Die automatische Distanzregelung ACC arbeitet im Golf übrigens prädiktiv – vorausschauend. Dabei errechnet das System über die Strecken- und GPS-Daten des Navigationssystems die Position des Golf und vermindert so vorausschauend die Geschwindigkeit vor Kurven, Kreisverkehren, Kreuzungen, Tempolimits und Ortschaften. Parallel greift das „ACC“ auf die Verkehrszeichenerkennung via Frontkamera zu und reguliert das Tempo. Der mit einem Radarsensor in Verbindung mit der Frontkamera arbeitende Notbremsassistent „Front Assist“ warnt und bremst in Notsituationen bei einem zu geringen Abstand zum vorausfahrenden Fahrzeug – mittels City-Notbremsfunktion und Fußgängererkennung auch bei sehr niedrigen Geschwindigkeiten in der Stadt. Dieses Spektrum wurde beim Golf um eine Radfahrererkennung, eine Ausweichunterstützung und um einen Abbiegeassistenten erweitert. Jener sorgt dafür, dass der Golf bei Linksabbiegemanövern mit dem Abbiegeassistenten automatisch bis zum Stillstand abgebremst wird – mit einer zeitgleichen akustischen und optischen Warnung, sollte auf der zu kreuzenden Fahrbahn ein Fahrzeug entgegenkommen. Je nach Geschwindigkeit beider Fahrzeuge kann dieses hilfreiche System im Rahmen der Systemgrenzen den Unfall verhindern oder dessen Folgen mindern.
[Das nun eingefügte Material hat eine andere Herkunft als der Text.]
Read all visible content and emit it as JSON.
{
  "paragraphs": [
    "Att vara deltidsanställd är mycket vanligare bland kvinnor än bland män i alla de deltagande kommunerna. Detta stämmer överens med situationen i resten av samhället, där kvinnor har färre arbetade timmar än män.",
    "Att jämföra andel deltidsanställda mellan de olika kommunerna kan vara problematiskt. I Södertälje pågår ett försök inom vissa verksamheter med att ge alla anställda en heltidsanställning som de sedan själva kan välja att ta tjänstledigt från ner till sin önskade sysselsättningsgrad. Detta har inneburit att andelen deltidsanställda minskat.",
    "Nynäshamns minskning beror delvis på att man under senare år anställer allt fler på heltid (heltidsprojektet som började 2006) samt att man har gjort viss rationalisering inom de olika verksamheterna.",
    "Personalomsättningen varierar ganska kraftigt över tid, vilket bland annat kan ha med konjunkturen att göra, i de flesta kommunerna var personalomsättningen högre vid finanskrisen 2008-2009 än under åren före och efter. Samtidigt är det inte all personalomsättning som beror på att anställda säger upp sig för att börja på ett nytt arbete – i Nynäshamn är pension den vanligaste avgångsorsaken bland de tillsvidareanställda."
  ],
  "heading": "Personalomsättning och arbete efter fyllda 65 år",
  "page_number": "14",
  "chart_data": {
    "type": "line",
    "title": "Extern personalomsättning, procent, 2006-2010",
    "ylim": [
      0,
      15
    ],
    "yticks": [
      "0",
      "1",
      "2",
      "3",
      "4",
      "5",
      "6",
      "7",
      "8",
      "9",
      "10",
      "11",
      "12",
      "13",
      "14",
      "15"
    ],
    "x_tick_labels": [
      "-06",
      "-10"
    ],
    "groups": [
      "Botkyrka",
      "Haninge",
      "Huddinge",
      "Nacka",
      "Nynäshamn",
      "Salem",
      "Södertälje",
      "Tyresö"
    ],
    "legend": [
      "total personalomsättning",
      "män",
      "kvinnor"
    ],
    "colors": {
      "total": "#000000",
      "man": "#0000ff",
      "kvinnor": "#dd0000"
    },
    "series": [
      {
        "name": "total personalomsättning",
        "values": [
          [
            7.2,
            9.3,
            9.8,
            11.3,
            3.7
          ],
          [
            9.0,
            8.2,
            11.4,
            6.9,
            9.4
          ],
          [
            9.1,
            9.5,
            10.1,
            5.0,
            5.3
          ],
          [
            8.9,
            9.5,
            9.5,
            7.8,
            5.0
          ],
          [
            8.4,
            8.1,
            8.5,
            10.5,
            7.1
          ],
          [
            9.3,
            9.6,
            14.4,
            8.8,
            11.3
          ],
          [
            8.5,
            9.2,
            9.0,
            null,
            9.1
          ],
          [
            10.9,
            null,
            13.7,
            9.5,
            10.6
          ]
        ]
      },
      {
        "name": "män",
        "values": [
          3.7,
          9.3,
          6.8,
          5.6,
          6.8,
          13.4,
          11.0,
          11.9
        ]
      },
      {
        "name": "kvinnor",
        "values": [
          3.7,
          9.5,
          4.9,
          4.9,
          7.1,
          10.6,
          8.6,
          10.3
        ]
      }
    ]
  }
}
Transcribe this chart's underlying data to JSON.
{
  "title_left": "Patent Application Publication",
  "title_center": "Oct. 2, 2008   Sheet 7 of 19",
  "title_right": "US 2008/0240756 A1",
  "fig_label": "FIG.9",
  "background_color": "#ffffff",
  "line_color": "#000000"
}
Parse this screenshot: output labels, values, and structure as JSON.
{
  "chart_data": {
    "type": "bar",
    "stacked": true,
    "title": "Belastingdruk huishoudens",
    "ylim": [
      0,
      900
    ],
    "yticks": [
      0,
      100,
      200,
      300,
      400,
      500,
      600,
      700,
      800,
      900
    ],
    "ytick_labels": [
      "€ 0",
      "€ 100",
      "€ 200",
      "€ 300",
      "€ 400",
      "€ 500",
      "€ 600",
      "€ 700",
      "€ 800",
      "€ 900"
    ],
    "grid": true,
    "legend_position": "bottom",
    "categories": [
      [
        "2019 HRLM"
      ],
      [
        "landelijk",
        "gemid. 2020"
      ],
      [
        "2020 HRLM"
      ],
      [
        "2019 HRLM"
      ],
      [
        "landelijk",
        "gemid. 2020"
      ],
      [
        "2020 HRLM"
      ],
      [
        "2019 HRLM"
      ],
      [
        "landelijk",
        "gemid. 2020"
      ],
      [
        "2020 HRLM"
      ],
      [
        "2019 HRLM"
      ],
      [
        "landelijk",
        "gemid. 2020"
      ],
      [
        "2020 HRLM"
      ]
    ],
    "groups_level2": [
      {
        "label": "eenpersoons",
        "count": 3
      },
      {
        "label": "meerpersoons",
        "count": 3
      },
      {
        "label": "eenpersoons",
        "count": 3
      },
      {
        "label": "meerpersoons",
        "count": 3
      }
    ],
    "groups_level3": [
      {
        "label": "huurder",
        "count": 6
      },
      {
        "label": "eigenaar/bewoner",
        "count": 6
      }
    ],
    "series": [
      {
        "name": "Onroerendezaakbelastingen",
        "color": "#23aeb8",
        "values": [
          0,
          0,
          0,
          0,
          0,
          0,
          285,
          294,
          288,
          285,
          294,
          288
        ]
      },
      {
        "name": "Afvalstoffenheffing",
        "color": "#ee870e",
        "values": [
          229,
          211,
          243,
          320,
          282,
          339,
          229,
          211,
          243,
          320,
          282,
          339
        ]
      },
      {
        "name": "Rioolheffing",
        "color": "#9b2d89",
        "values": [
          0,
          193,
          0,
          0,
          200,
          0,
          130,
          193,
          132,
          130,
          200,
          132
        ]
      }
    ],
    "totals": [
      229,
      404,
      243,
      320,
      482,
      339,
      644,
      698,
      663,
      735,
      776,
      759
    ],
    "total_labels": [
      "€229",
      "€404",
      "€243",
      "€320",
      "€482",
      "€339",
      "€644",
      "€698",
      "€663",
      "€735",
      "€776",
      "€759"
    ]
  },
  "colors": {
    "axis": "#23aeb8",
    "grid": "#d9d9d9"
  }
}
Der Golf 8 trägt zur Verkehrssicherheit bei und kann helfen, Unfälle zu vermeiden – dank seiner Car2X-Technologie, die ihn per Funk mit anderen Autos und der Infrastruktur vernetzt

Absolutes Highlight ist aber definitiv der teilautonome Travel Assist, der das assistierte Fahren bis 210 km/h ermöglicht. Dabei greift das System unter anderem auf die automatische Distanzkontrolle „ACC“ (Längsführung) und den Spurhalteassistenten „Lane Assist“ (Querführung) zu. Über das Multifunktionslenkrad wird der „Travel Assist“ aktiviert. Aus rechtlichen und sicherheitsrelevanten Gründen soll der Fahrer das System permanent überwachen – dazu muss er mindestens eine Hand am Lenkrad haben. Dank einer neuen kapazitiven Sensorik des Lenkrads reicht es, dass der Fahrer das Volant lediglich berührt. Löst er indes länger als 15 Sekunden die Hände vom Lenkrad, wird er durch optische und akustische Warnsignale sowie durch einen Bremsruck darauf aufmerksam gemacht. Spätestens jetzt muss der Fahrer reagieren und das Lenkrad anfassen, da ansonsten der „Emergency Assist“ (Notfallassistent) aktiv wird und den Golf zum Stehen bringt. Nicht zu vergessen sind auch die intelligenten IQ.Light-Matrixscheinwerfer, die nicht einfach nur leuchten:

Sie bieten viele Funktionen und unterstützen bei Fahrt im Dunkeln. Sie bieten unter anderem Stadt-, Landstraßen- und Autobahnlicht (aktiviert durch GPS und Geschwindigkeit), eine Schilderentblendung, Teilfernlicht sowie einen Reisemodus (Linksverkehr).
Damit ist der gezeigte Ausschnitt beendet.